Olive had never been a people pleaser, but Adam’s attitude toward others’ perception of him was so cavalier, it was almost fascinating. “Do you really not care?” she asked, curious. “That your grads might dislike you as a person?”
“Nah. I don’t like them very much, either.” She thought of Jess and Alex and the other half a dozen grads and postdocs mentored by Adam whom she didn’t know very well. The thought of him finding them as annoying as they found him despotic made her chuckle. “To be fair, I don’t like people in general.”
“Right.” Don’t ask, Olive. Do not ask. “Do you like me?”
A millisecond of hesitation as he pressed his lips together. “Nope. You’re a smart-ass with abysmal taste in beverages.” He traced the corner of his iPad, a small smile playing on his lips. “Send me your slides.”
“My slides?”
“For your talk. I’ll take a look at them.”
Olive tried not to gape at him. “Oh—you . . . I’m not your grad. You don’t have to.”
“I know.”
“You really don’t have to—”
“I want to,” he said, voice pitched low and even as he looked into her eyes, and Olive had to avert her gaze because something felt too tight in her chest.
“Okay.” She finally managed to snap out the loose thread on her sleeve. “How likely is it that your feedback will cause me to cry under the shower?”
“That depends on the quality of your slides.”

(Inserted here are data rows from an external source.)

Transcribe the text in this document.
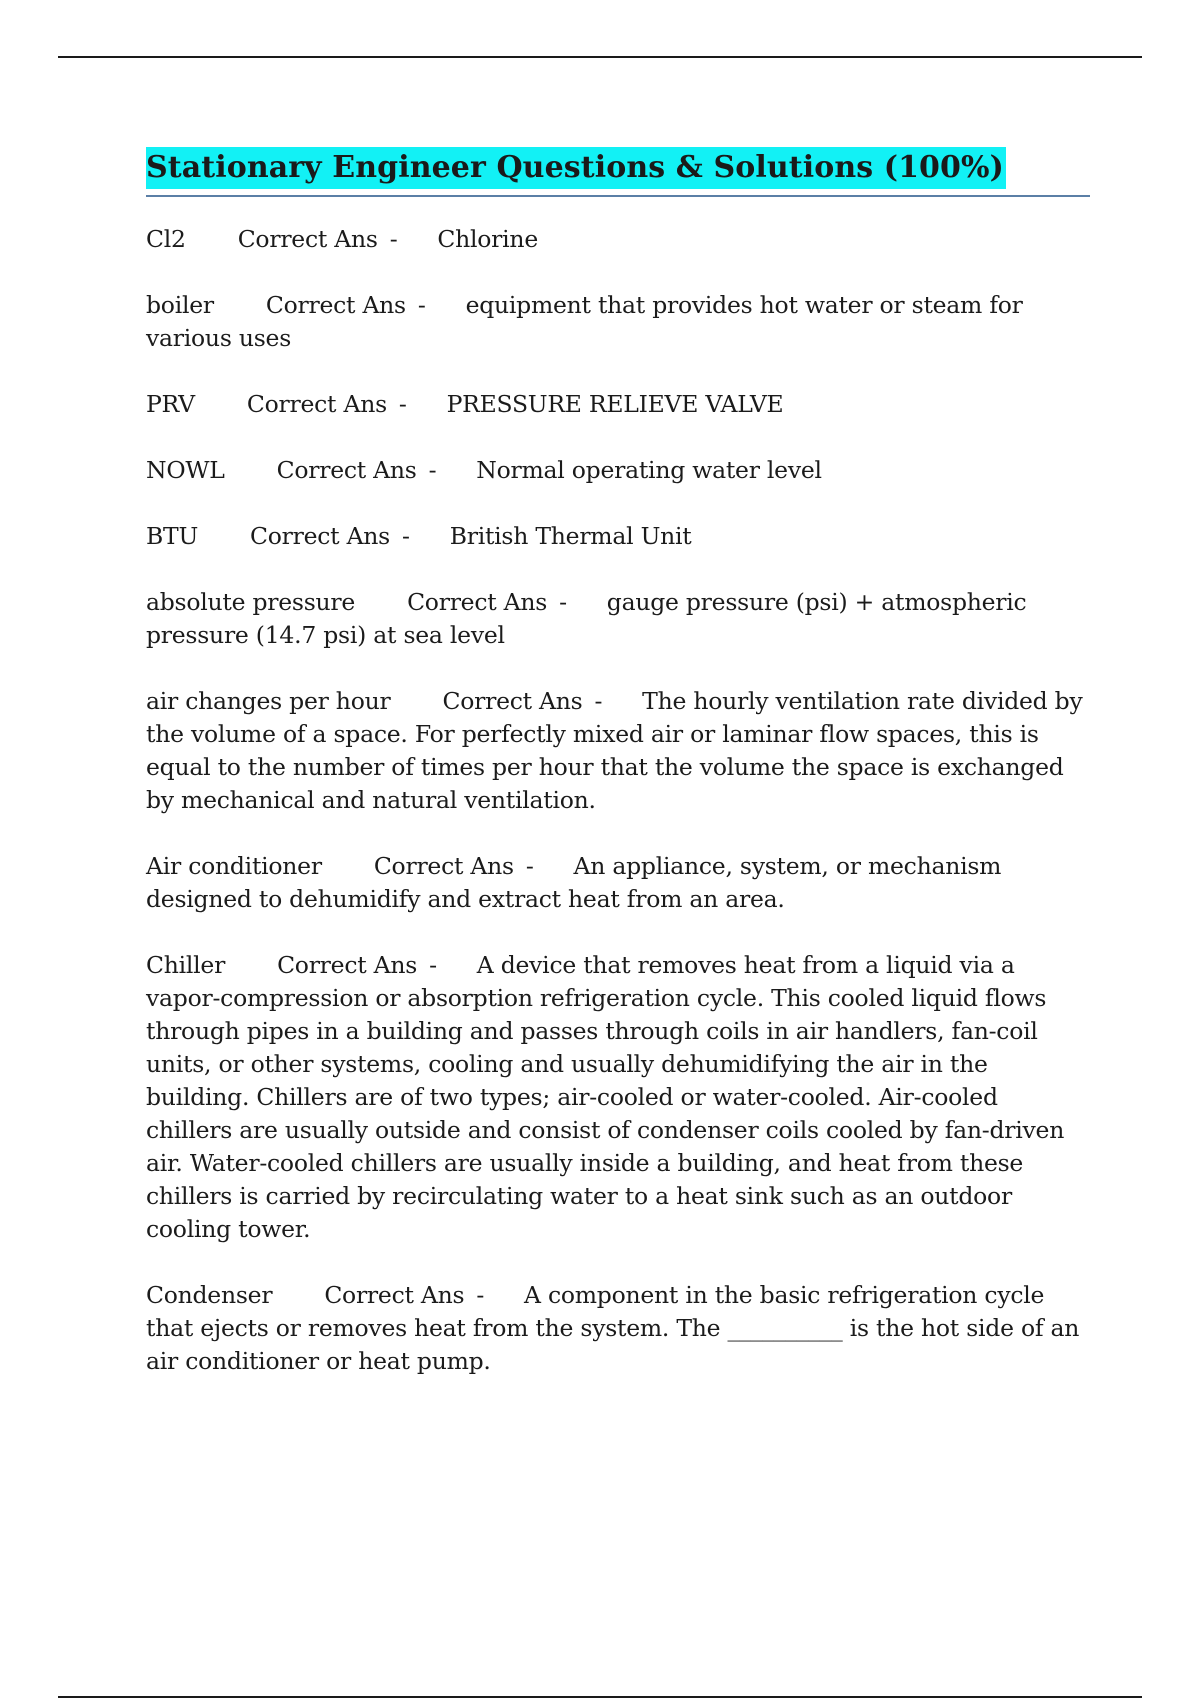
Stationary Engineer Questions & Solutions (100%)

Cl2 Correct Ans - Chlorine

boiler Correct Ans - equipment that provides hot water or steam for various uses

PRV Correct Ans - PRESSURE RELIEVE VALVE

NOWL Correct Ans - Normal operating water level

BTU Correct Ans - British Thermal Unit

absolute pressure Correct Ans - gauge pressure (psi) + atmospheric pressure (14.7 psi) at sea level

air changes per hour Correct Ans - The hourly ventilation rate divided by the volume of a space. For perfectly mixed air or laminar flow spaces, this is equal to the number of times per hour that the volume the space is exchanged by mechanical and natural ventilation.

Air conditioner Correct Ans - An appliance, system, or mechanism designed to dehumidify and extract heat from an area.

Chiller Correct Ans - A device that removes heat from a liquid via a vapor-compression or absorption refrigeration cycle. This cooled liquid flows through pipes in a building and passes through coils in air handlers, fan-coil units, or other systems, cooling and usually dehumidifying the air in the building. Chillers are of two types; air-cooled or water-cooled. Air-cooled chillers are usually outside and consist of condenser coils cooled by fan-driven air. Water-cooled chillers are usually inside a building, and heat from these chillers is carried by recirculating water to a heat sink such as an outdoor cooling tower.

Condenser Correct Ans - A component in the basic refrigeration cycle that ejects or removes heat from the system. The __________ is the hot side of an air conditioner or heat pump.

She smiled. “Don’t feel like you have to hold back.”
“Believe me, I don’t.”
“Good. Great.” She sighed, but it was reassuring, knowing that he was going to be checking her work. “Will you come to my talk?” she heard herself ask, and was as surprised by the request as Adam seemed to be.
“I . . . Do you want me to?”
No. No, it’s going to be horrible, and humiliating, and probably a disaster, and you’re going to see me at my worst and weakest. It’s probably best if you lock yourself into the bathroom for the entire duration of the panel. Just so you don’t accidentally wander in and see me making a fool of myself.

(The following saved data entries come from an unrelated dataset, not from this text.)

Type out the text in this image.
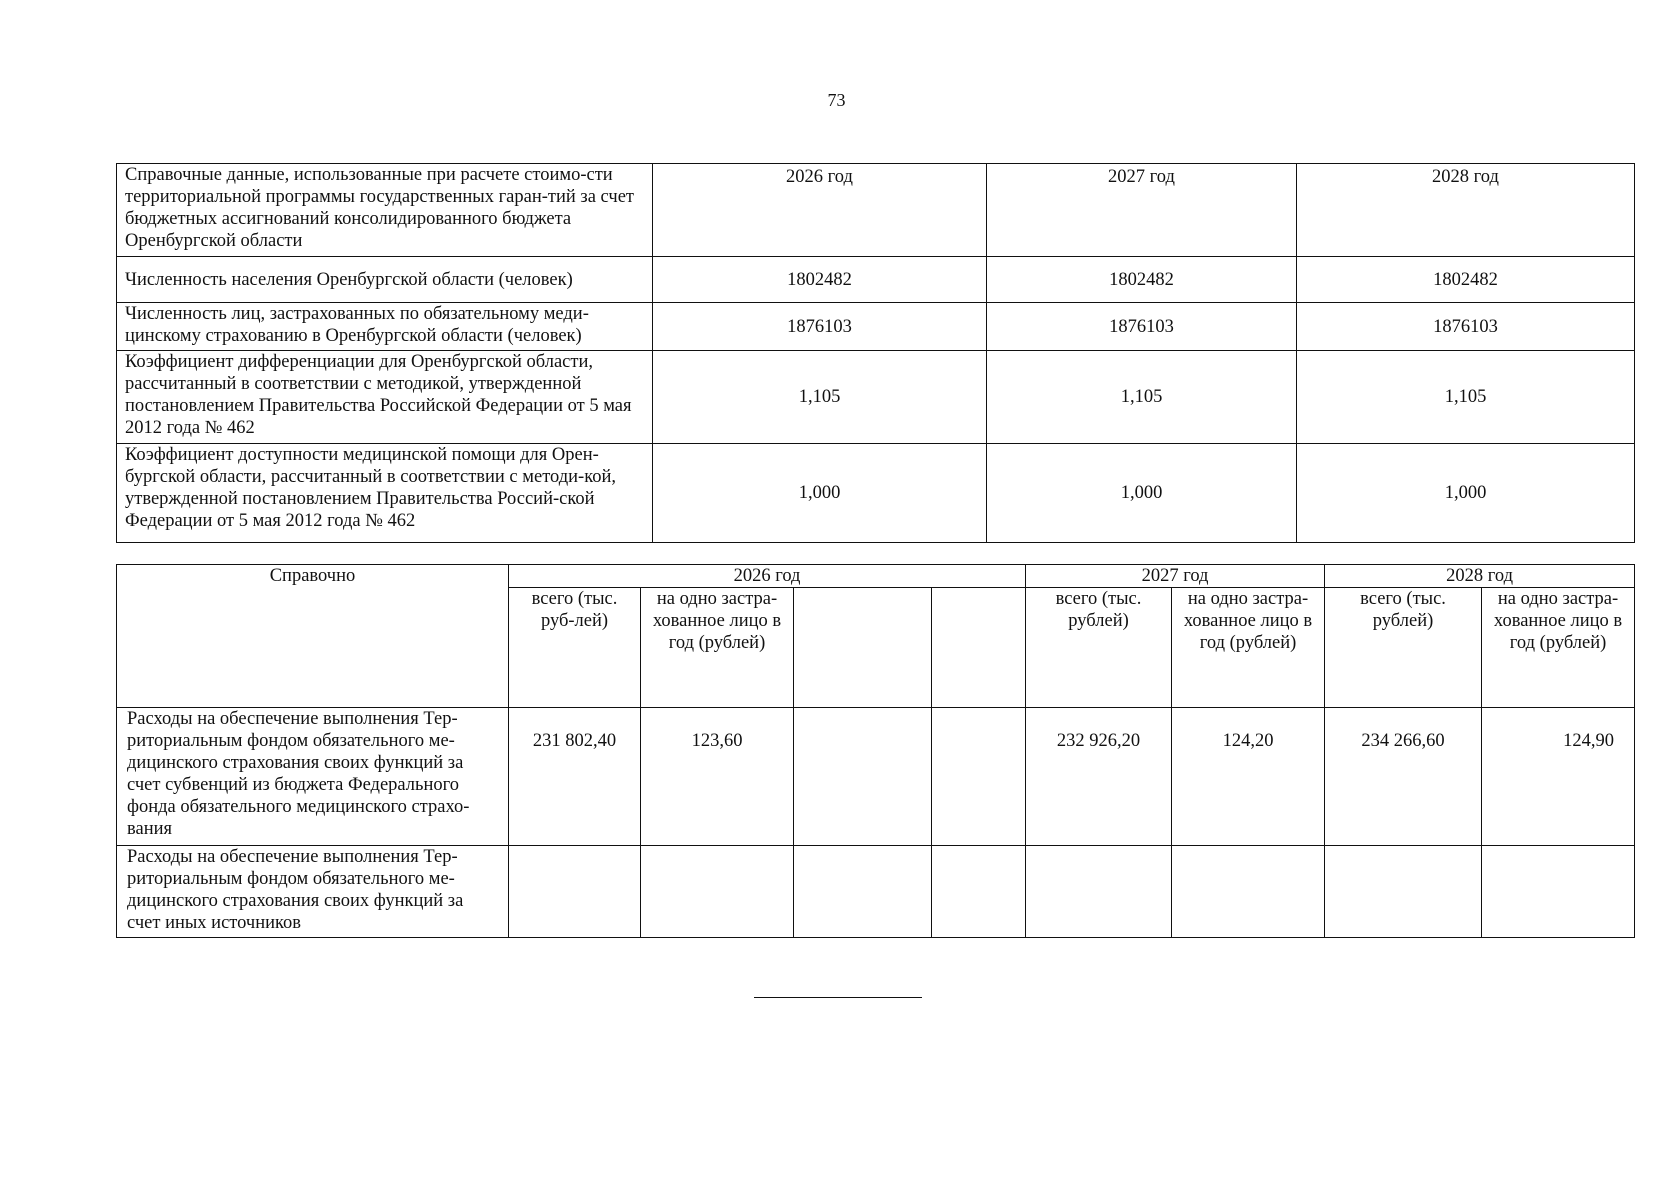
73
Справочные данные, использованные при расчете стоимо-сти территориальной программы государственных гаран-тий за счет бюджетных ассигнований консолидированного бюджета Оренбургской области	2026 год	2027 год	2028 год
Численность населения Оренбургской области (человек)	1802482	1802482	1802482
Численность лиц, застрахованных по обязательному меди-цинскому страхованию в Оренбургской области (человек)	1876103	1876103	1876103
Коэффициент дифференциации для Оренбургской области, рассчитанный в соответствии с методикой, утвержденной постановлением Правительства Российской Федерации от 5 мая 2012 года № 462	1,105	1,105	1,105
Коэффициент доступности медицинской помощи для Орен-бургской области, рассчитанный в соответствии с методи-кой, утвержденной постановлением Правительства Россий-ской Федерации от 5 мая 2012 года № 462	1,000	1,000	1,000
Справочно	2026 год				2027 год		2028 год	
	всего (тыс. руб-лей)	на одно застра-хованное лицо в год (рублей)			всего (тыс. рублей)	на одно застра-хованное лицо в год (рублей)	всего (тыс. рублей)	на одно застра-хованное лицо в год (рублей)
Расходы на обеспечение выполнения Тер-риториальным фондом обязательного ме-дицинского страхования своих функций за счет субвенций из бюджета Федерального фонда обязательного медицинского страхо-вания	231 802,40	123,60			232 926,20	124,20	234 266,60	124,90
Расходы на обеспечение выполнения Тер-риториальным фондом обязательного ме-дицинского страхования своих функций за счет иных источников								
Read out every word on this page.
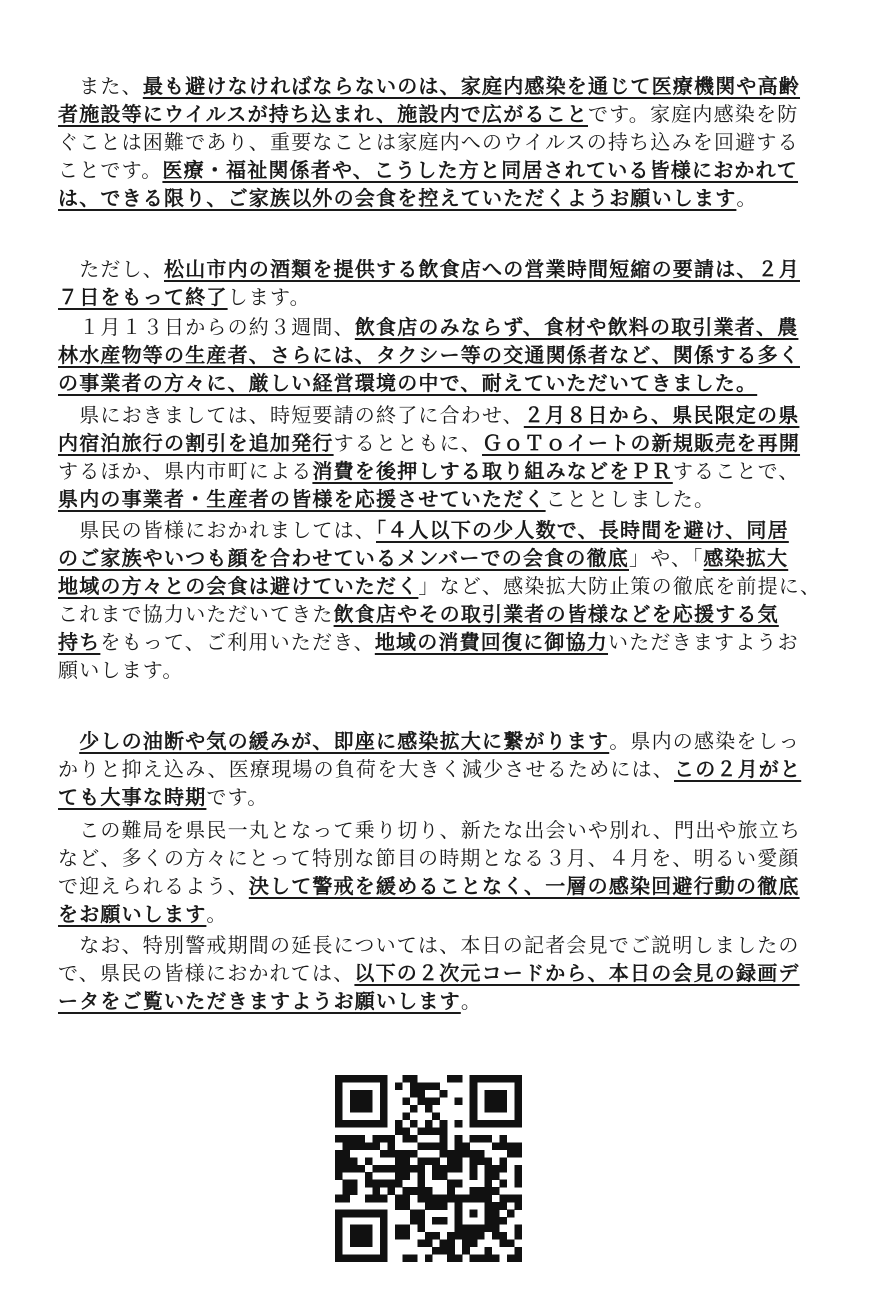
　また、最も避けなければならないのは、家庭内感染を通じて医療機関や高齢
者施設等にウイルスが持ち込まれ、施設内で広がることです。家庭内感染を防
ぐことは困難であり、重要なことは家庭内へのウイルスの持ち込みを回避する
ことです。医療・福祉関係者や、こうした方と同居されている皆様におかれて
は、できる限り、ご家族以外の会食を控えていただくようお願いします。
　ただし、松山市内の酒類を提供する飲食店への営業時間短縮の要請は、２月
７日をもって終了します。
　１月１３日からの約３週間、飲食店のみならず、食材や飲料の取引業者、農
林水産物等の生産者、さらには、タクシー等の交通関係者など、関係する多く
の事業者の方々に、厳しい経営環境の中で、耐えていただいてきました。
　県におきましては、時短要請の終了に合わせ、２月８日から、県民限定の県
内宿泊旅行の割引を追加発行するとともに、ＧｏＴｏイートの新規販売を再開
するほか、県内市町による消費を後押しする取り組みなどをＰＲすることで、
県内の事業者・生産者の皆様を応援させていただくこととしました。
　県民の皆様におかれましては、「４人以下の少人数で、長時間を避け、同居
のご家族やいつも顔を合わせているメンバーでの会食の徹底」や、「感染拡大
地域の方々との会食は避けていただく」など、感染拡大防止策の徹底を前提に、
これまで協力いただいてきた飲食店やその取引業者の皆様などを応援する気
持ちをもって、ご利用いただき、地域の消費回復に御協力いただきますようお
願いします。
　少しの油断や気の緩みが、即座に感染拡大に繋がります。県内の感染をしっ
かりと抑え込み、医療現場の負荷を大きく減少させるためには、この２月がと
ても大事な時期です。
　この難局を県民一丸となって乗り切り、新たな出会いや別れ、門出や旅立ち
など、多くの方々にとって特別な節目の時期となる３月、４月を、明るい愛顔
で迎えられるよう、決して警戒を緩めることなく、一層の感染回避行動の徹底
をお願いします。
　なお、特別警戒期間の延長については、本日の記者会見でご説明しましたの
で、県民の皆様におかれては、以下の２次元コードから、本日の会見の録画デ
ータをご覧いただきますようお願いします。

And yet. Just the idea of having him there, sitting in the audience, made the prospect seem like less of an ordeal. He was not her adviser, and he wasn’t going to be able to do much if she got inundated by a barrage of impossible questions, or if the projector stopped working halfway through the talk. But maybe that wasn’t what she needed from him.

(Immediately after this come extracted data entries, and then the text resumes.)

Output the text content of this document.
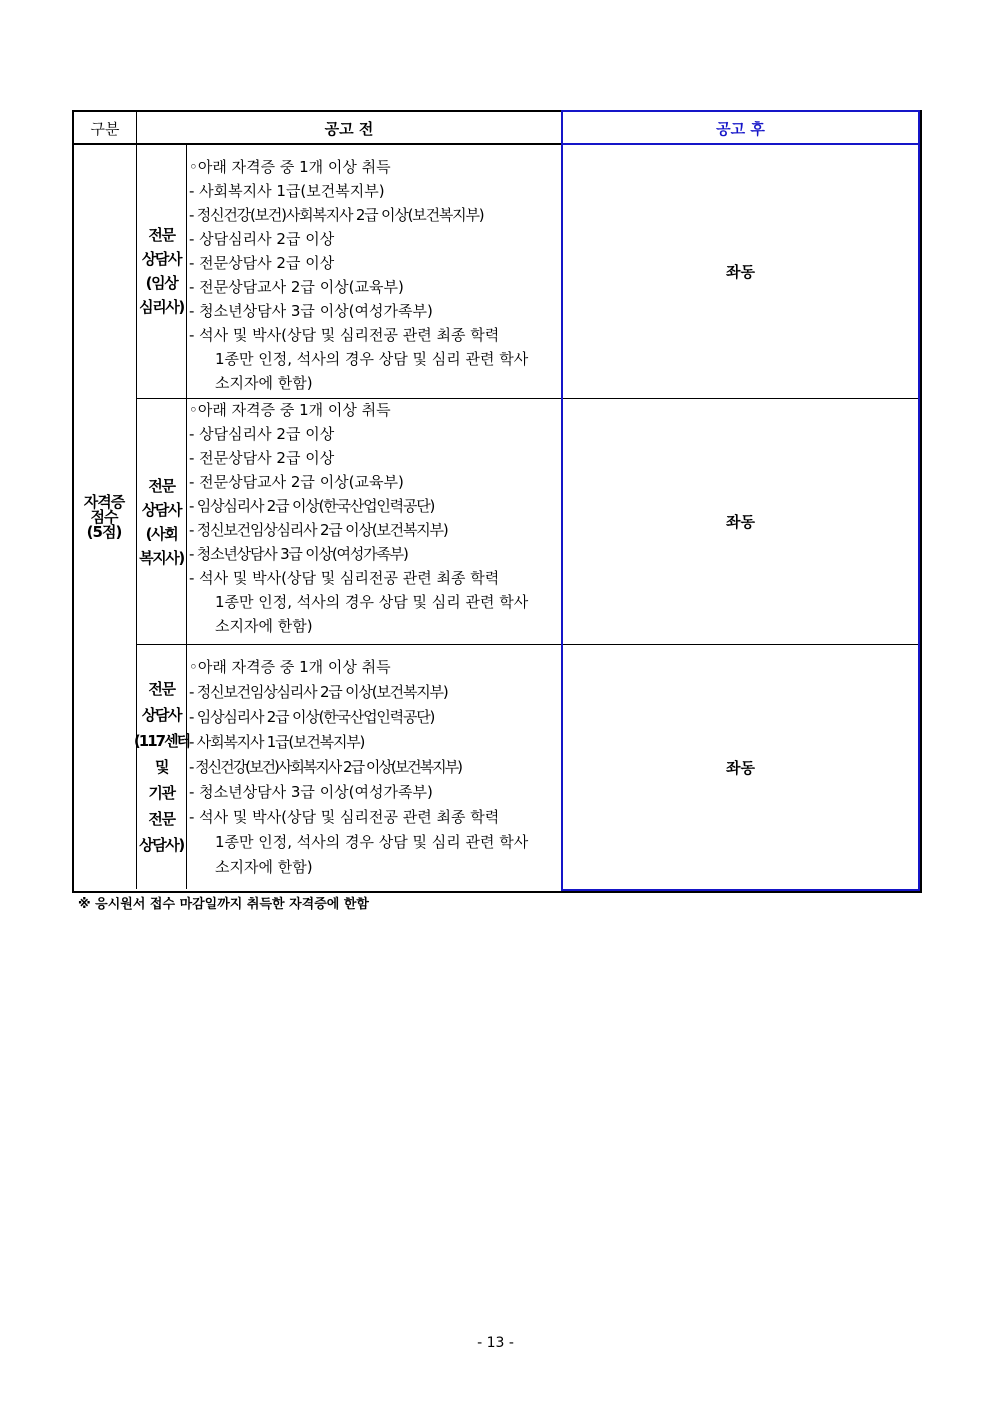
구분	공고 전	공고 후
자격증
점수
(5점)
전문
상담사
(임상
심리사)
◦아래 자격증 중 1개 이상 취득
- 사회복지사 1급(보건복지부)
- 정신건강(보건)사회복지사 2급 이상(보건복지부)
- 상담심리사 2급 이상
- 전문상담사 2급 이상
- 전문상담교사 2급 이상(교육부)
- 청소년상담사 3급 이상(여성가족부)
- 석사 및 박사(상담 및 심리전공 관련 최종 학력
1종만 인정, 석사의 경우 상담 및 심리 관련 학사
소지자에 한함)
좌동
전문
상담사
(사회
복지사)
◦아래 자격증 중 1개 이상 취득
- 상담심리사 2급 이상
- 전문상담사 2급 이상
- 전문상담교사 2급 이상(교육부)
- 임상심리사 2급 이상(한국산업인력공단)
- 정신보건임상심리사 2급 이상(보건복지부)
- 청소년상담사 3급 이상(여성가족부)
- 석사 및 박사(상담 및 심리전공 관련 최종 학력
1종만 인정, 석사의 경우 상담 및 심리 관련 학사
소지자에 한함)
좌동
전문
상담사
(117센터
및
기관
전문
상담사)
◦아래 자격증 중 1개 이상 취득
- 정신보건임상심리사 2급 이상(보건복지부)
- 임상심리사 2급 이상(한국산업인력공단)
- 사회복지사 1급(보건복지부)
- 정신건강(보건)사회복지사 2급 이상(보건복지부)
- 청소년상담사 3급 이상(여성가족부)
- 석사 및 박사(상담 및 심리전공 관련 최종 학력
1종만 인정, 석사의 경우 상담 및 심리 관련 학사
소지자에 한함)
좌동
※ 응시원서 접수 마감일까지 취득한 자격증에 한함
- 13 -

It hit her then what was so special about Adam. That no matter his reputation, or how rocky their first meeting, since the very beginning, Olive had felt that he was on her side. Over and over, and in ways that she could never have anticipated, he had made her feel unjudged. Less alone.
She exhaled slowly. The realization should have been rattling, but it had an oddly calming effect. “Yes,” she told him, thinking that this might very well turn out to be all right. She might never have what she wanted from Adam, but for now at least, he was in her life. That was going to have to be enough.
“I will, then.”
She leaned forward. “Will you ask a long-winded, leading question that will cause me to ramble incoherently and lose the respect of my peers, thus forever undermining my place in the field of biology?”